The eye – Creationists assume that something so complex as the eye could never have evolved because the intermediate stages (before the ‘perfect’ eye evolved would be useless. But this is just not true. Even a rudimentary light sensor would be advantageous to a creature that needed to detect movement – which is precisely why some animals have just that – light detectors. The first stage toward evolving an eye. Between them and the sophisticated eye of eagles or other creatures with acute vision are a myriad of intermediaries (including the slightly less acute eyes of human beings).
I put the word ‘perfect’ in inverted commas, by the way because frankly there’s nothing perfect about the human eye at all. It’s back to front and upside down. It has a hole in the retina where the optic nerve passes through it resulting in a blind spot and it’s prone to all sorts of defects from myopia to cataracts. Hardly the work of an ‘intelligent’ designer. Quite frankly Minolta does better (and has done for years).
Similar arguments can be made for wings. A rudimentary flap of skin that assists gliding (even slightly) is better than no wing at all (and some species of tree squirrel have precisely that). There’s nothing ‘irreducible’ about either of these. In fact there’s nothing irreducibly complex about any part of the human body.
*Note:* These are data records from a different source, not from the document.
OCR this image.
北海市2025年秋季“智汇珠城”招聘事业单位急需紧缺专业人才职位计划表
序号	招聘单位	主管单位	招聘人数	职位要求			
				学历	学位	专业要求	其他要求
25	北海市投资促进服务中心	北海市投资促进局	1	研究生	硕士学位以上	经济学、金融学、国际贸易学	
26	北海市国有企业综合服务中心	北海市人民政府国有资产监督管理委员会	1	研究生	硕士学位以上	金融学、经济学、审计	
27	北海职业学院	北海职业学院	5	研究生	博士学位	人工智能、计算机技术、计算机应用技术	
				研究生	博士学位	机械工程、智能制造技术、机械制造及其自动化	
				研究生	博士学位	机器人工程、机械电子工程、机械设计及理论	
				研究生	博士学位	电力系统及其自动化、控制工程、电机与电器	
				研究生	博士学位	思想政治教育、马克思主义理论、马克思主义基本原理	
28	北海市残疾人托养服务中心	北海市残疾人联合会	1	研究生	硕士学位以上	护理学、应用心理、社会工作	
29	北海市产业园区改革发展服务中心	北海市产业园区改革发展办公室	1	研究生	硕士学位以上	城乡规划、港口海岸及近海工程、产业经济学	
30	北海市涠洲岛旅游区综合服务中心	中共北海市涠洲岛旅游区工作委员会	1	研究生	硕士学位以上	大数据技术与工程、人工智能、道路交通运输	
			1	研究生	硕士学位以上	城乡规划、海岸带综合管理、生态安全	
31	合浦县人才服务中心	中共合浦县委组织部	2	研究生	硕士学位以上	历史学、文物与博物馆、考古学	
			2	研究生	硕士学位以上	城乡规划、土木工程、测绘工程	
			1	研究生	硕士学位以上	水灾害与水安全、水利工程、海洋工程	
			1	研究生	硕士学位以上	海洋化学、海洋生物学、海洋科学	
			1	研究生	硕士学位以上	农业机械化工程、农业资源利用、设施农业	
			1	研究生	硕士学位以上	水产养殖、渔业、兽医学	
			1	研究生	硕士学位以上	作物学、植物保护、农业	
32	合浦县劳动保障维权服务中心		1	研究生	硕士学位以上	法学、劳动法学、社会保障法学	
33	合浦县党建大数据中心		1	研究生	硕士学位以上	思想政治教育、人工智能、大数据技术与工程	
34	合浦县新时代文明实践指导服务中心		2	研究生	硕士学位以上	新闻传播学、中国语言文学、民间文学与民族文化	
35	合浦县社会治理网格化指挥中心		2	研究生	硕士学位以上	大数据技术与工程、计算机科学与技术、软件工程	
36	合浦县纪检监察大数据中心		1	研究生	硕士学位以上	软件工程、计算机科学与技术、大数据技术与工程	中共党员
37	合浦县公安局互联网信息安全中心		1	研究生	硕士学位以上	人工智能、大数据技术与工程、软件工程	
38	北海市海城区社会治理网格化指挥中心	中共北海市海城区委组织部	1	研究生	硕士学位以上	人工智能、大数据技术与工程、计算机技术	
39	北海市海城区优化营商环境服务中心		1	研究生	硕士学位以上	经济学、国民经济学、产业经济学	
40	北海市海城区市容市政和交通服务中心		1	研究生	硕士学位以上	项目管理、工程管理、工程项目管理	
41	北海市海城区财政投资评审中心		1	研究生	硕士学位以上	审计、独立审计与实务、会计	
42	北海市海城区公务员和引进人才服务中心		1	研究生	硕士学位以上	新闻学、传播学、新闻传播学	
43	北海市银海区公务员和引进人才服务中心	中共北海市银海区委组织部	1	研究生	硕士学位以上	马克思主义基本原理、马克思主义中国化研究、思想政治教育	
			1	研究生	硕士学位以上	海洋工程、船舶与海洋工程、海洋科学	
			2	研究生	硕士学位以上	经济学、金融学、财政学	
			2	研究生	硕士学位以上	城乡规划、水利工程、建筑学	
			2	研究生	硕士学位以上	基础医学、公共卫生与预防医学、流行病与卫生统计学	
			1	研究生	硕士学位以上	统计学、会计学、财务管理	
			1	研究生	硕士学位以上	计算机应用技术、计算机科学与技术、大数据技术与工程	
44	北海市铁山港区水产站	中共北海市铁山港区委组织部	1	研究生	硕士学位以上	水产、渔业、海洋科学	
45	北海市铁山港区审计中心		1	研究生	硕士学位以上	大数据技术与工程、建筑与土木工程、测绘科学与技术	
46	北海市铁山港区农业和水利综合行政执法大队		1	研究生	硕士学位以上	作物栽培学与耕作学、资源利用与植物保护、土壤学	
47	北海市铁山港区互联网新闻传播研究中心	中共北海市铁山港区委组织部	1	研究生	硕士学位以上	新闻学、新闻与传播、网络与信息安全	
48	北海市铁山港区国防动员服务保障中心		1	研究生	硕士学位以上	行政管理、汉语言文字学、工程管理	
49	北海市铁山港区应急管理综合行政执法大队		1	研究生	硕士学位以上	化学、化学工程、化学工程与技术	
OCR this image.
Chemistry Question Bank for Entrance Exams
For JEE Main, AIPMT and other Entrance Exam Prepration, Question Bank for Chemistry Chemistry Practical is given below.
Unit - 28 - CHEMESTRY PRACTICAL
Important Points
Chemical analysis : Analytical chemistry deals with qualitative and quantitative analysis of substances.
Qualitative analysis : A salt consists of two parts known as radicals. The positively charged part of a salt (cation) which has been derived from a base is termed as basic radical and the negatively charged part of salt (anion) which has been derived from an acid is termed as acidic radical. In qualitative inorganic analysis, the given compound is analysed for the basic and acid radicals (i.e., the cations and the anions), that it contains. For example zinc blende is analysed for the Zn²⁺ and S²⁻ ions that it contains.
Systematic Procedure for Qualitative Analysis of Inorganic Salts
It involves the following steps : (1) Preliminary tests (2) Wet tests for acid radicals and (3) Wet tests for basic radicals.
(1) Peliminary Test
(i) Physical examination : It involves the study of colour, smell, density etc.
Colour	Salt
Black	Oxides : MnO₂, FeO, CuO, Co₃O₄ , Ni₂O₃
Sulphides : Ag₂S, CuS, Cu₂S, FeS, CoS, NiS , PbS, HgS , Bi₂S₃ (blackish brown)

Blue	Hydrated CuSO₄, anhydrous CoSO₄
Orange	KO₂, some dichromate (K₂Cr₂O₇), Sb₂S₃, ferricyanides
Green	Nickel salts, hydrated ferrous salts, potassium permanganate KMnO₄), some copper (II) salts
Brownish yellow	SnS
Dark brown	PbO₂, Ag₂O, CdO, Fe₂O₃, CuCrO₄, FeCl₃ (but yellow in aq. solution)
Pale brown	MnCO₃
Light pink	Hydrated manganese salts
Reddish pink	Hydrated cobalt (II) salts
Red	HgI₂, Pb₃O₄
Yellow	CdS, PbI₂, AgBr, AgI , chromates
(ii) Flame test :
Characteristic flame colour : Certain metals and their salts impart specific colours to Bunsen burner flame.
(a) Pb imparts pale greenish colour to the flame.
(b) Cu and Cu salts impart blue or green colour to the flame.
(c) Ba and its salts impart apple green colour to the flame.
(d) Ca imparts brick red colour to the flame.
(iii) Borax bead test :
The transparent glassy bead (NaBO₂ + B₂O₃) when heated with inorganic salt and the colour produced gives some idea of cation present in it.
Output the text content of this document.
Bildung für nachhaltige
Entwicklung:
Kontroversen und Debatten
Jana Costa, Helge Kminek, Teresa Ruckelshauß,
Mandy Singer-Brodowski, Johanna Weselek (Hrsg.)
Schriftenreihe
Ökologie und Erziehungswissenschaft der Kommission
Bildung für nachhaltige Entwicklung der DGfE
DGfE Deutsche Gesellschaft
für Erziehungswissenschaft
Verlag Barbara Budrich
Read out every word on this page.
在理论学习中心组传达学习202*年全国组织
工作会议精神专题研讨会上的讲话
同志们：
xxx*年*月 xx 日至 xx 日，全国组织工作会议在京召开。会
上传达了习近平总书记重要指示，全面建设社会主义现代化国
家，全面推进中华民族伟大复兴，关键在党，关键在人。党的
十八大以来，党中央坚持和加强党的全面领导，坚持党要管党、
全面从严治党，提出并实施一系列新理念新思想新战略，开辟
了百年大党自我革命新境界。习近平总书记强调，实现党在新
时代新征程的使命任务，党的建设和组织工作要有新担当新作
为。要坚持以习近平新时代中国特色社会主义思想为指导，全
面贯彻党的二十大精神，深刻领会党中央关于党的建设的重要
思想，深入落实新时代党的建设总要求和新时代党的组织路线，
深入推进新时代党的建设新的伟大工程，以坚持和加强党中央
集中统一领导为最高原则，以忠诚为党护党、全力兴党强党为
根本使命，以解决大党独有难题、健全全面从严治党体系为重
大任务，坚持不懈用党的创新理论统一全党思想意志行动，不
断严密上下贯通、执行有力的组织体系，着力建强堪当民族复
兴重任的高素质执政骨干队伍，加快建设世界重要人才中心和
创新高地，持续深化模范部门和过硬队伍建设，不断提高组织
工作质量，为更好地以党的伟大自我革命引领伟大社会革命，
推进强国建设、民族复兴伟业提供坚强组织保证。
Some body parts evolved from slightly advantageous prototypes of the ‘final’ form whereas other evolved from organs that were once used for completely different purposes (a process known as exaptation).
Predicted species
But the real proof of the pudding is in the eating. Can evolutionary theory predict species we don’t know about yet based purely upon what we know about the ‘rules’ of natural selection? Well – yes, it can and it has done.
Perhaps the most famous example is the long-proboscis moth ‘Xanthopan morgana praedicta’ (Darwin’s famous ‘Hawk Moth’ ) which Darwin predicted long before it was discovered because it ‘just had to’ exist if natural selection was correct . But there are others – the theory of evolution by means of natural selection allows scientists accurately to predict species and adaptations and has done for years.
All of this evidence, taken from many sources and lines of inquiry matches up. There is almost no way that any incorrect theory could be son consistent across so many different subjects.
This variety of supporting evidence, together with the absence of any contradictory evidence is what makes the theory of evolution so strong. It is, in all but the most scientific circles, a ‘fact’. As proven today as the fact of gravity or nuclear fission and far more plausible than some of our most cutting edge scientific theories such as string theory or the multiverse.
In short, to deny evolution by means of natural selection is to deny the evidence of your own eyes, the findings of generations of rigorous scientific inquirers and the effectiveness of evolution-based developments such as antivirals, gene therapies, HIV treatments and even antibiotics.